As we have learned, it is in this section that one may extend his supplication and requests as much as he desires, like it is said about Rabbi Akiva, that when he would pray individually he would prolong his prayer with supplications following the Amidah (see Berachot 31a). 8
Upon the conclusion of the prayers of supplication, the person praying recites Yih’yu l’ratzon again and takes three steps backwards. If he cannot step backwards because the person behind him is still praying, even though he has not yet departed from the Amidah, he may respond aloud to any matter of sanctity, even "Baruch Hu u’varuch Shemo," since he already finished the supplications after the Amidah. Similarly, he is permitted to continue praying, reciting Ashrei and Aleinu L’Shabe’ach, or he may recite Psalms or learn Torah (see further in this chapter, halachah 20).
^ 7.The Amidah continued to be called "Shemoneh Esrei", since this was its name originally. My teacher and rabbi, Rav Tzvi Yehudah Kook ztz"l, further explains that the essence of the Amidah is, indeed, the eighteen berachot, for all the berachot have their own virtue of praise and blessing, but only Birkat HaMinim is about the uprooting of evil, which is temporary, since when evil will cease there will be no need for it. Therefore the name of the Amidah remains "Shemoneh Esrei" (brought by Netiv Binah, part 1, p. 261).

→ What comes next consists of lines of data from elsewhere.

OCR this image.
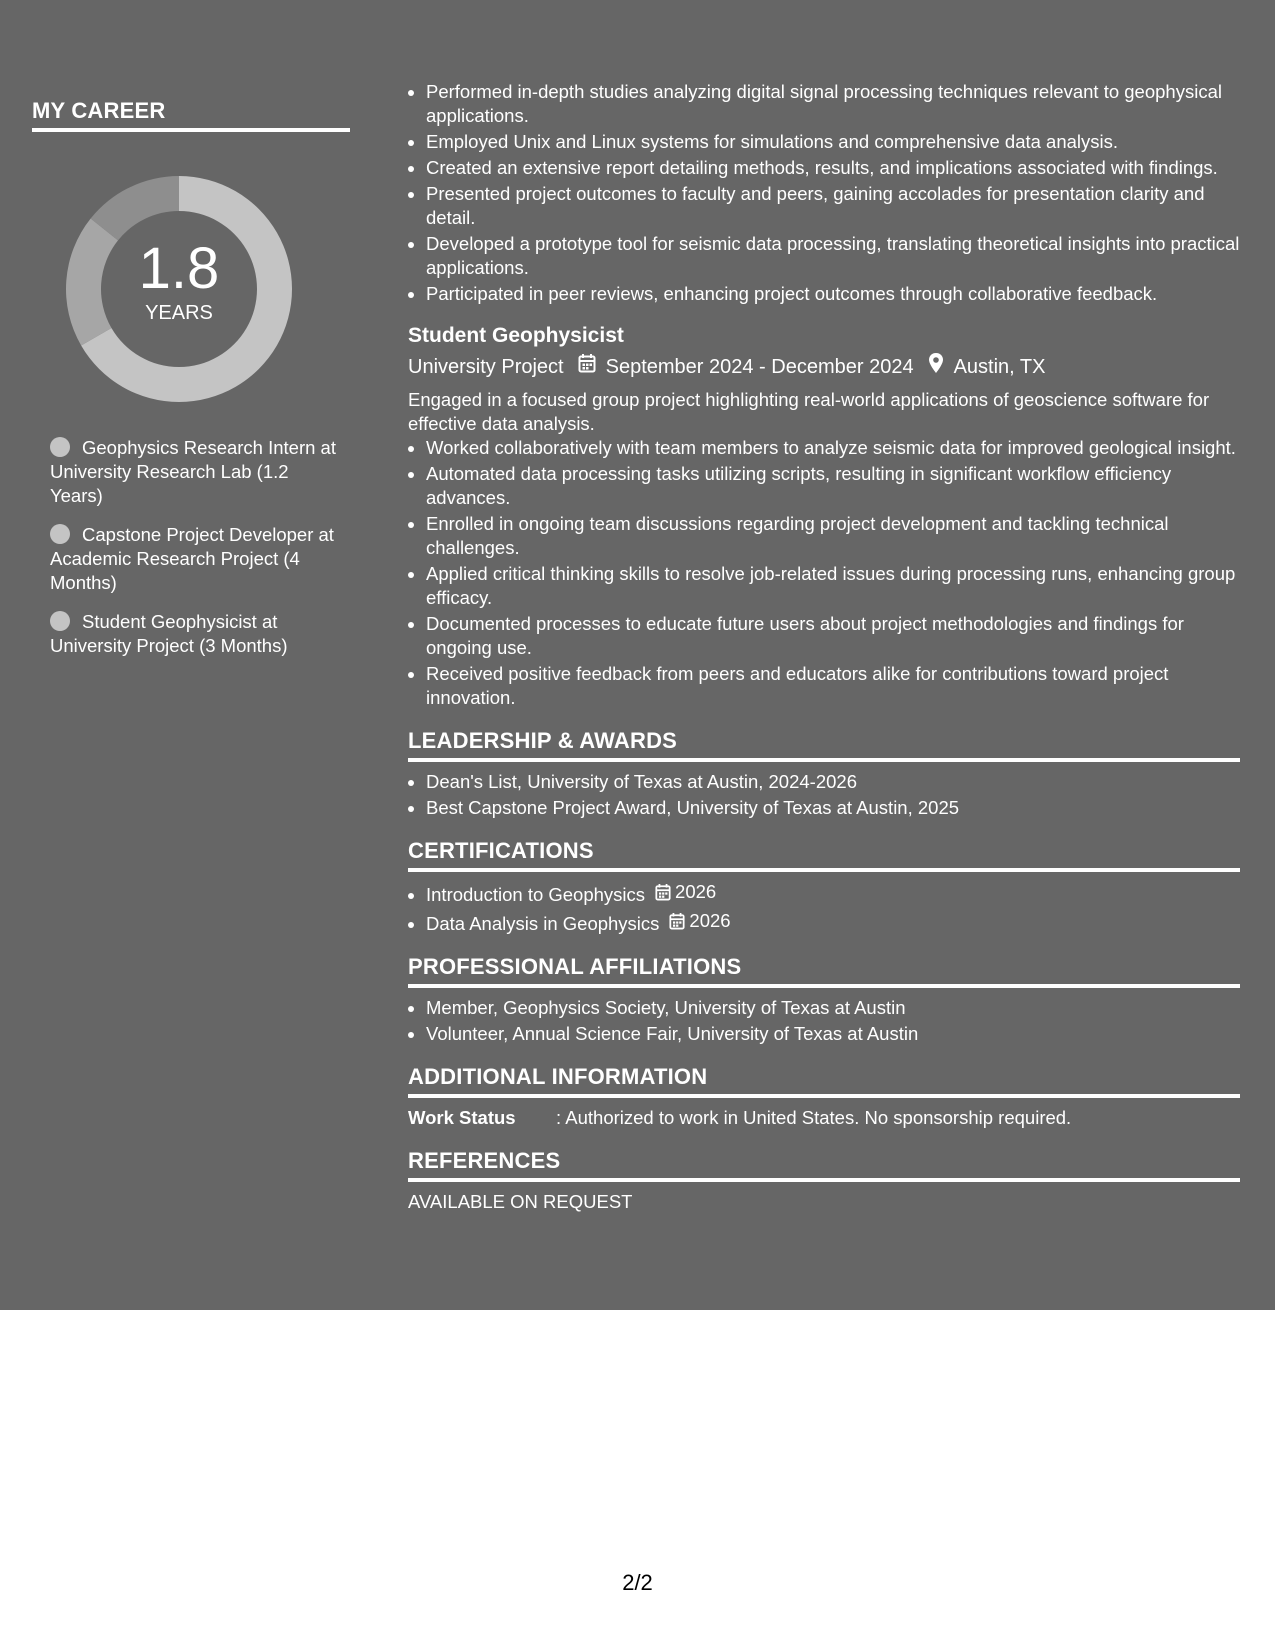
MY CAREER
1.8
YEARS
Geophysics Research Intern at University Research Lab (1.2 Years)
Capstone Project Developer at Academic Research Project (4 Months)
Student Geophysicist at University Project (3 Months)
• Performed in-depth studies analyzing digital signal processing techniques relevant to geophysical applications.
• Employed Unix and Linux systems for simulations and comprehensive data analysis.
• Created an extensive report detailing methods, results, and implications associated with findings.
• Presented project outcomes to faculty and peers, gaining accolades for presentation clarity and detail.
• Developed a prototype tool for seismic data processing, translating theoretical insights into practical applications.
• Participated in peer reviews, enhancing project outcomes through collaborative feedback.
Student Geophysicist
University Project September 2024 - December 2024 Austin, TX
Engaged in a focused group project highlighting real-world applications of geoscience software for effective data analysis.
• Worked collaboratively with team members to analyze seismic data for improved geological insight.
• Automated data processing tasks utilizing scripts, resulting in significant workflow efficiency advances.
• Enrolled in ongoing team discussions regarding project development and tackling technical challenges.
• Applied critical thinking skills to resolve job-related issues during processing runs, enhancing group efficacy.
• Documented processes to educate future users about project methodologies and findings for ongoing use.
• Received positive feedback from peers and educators alike for contributions toward project innovation.
LEADERSHIP & AWARDS
• Dean's List, University of Texas at Austin, 2024-2026
• Best Capstone Project Award, University of Texas at Austin, 2025
CERTIFICATIONS
• Introduction to Geophysics 2026
• Data Analysis in Geophysics 2026
PROFESSIONAL AFFILIATIONS
• Member, Geophysics Society, University of Texas at Austin
• Volunteer, Annual Science Fair, University of Texas at Austin
ADDITIONAL INFORMATION
Work Status	: Authorized to work in United States. No sponsorship required.
REFERENCES
AVAILABLE ON REQUEST
2/2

^ 8.According to the Gra, Yih’yu l’ratzon is not recited before Elokai netzor, so that all the prayers of supplication will be included in the Amidah, and in his opinion, therefore, we do not respond to Kaddish and Kedushah there. However, according to the Rama, even when it is not customary to recite Yih’yu l’ratzon before Elokai netzor, we do, indeed, respond to Kaddish and Kedushah in the prayers of supplication. When we do say Yih’yu l’ratzon before the prayers of supplication, we do not respond to Kaddish and Kedushah before the verse, although we do answer after it. The Mishnah Berurah 122:3 writes that it is good to say Yih’yu l’ratzon before Elokai netzor and after it, and that is the minhag. Therefore, one may not respond to Kaddish and Kedushah before the first Yih’yu l’ratzon.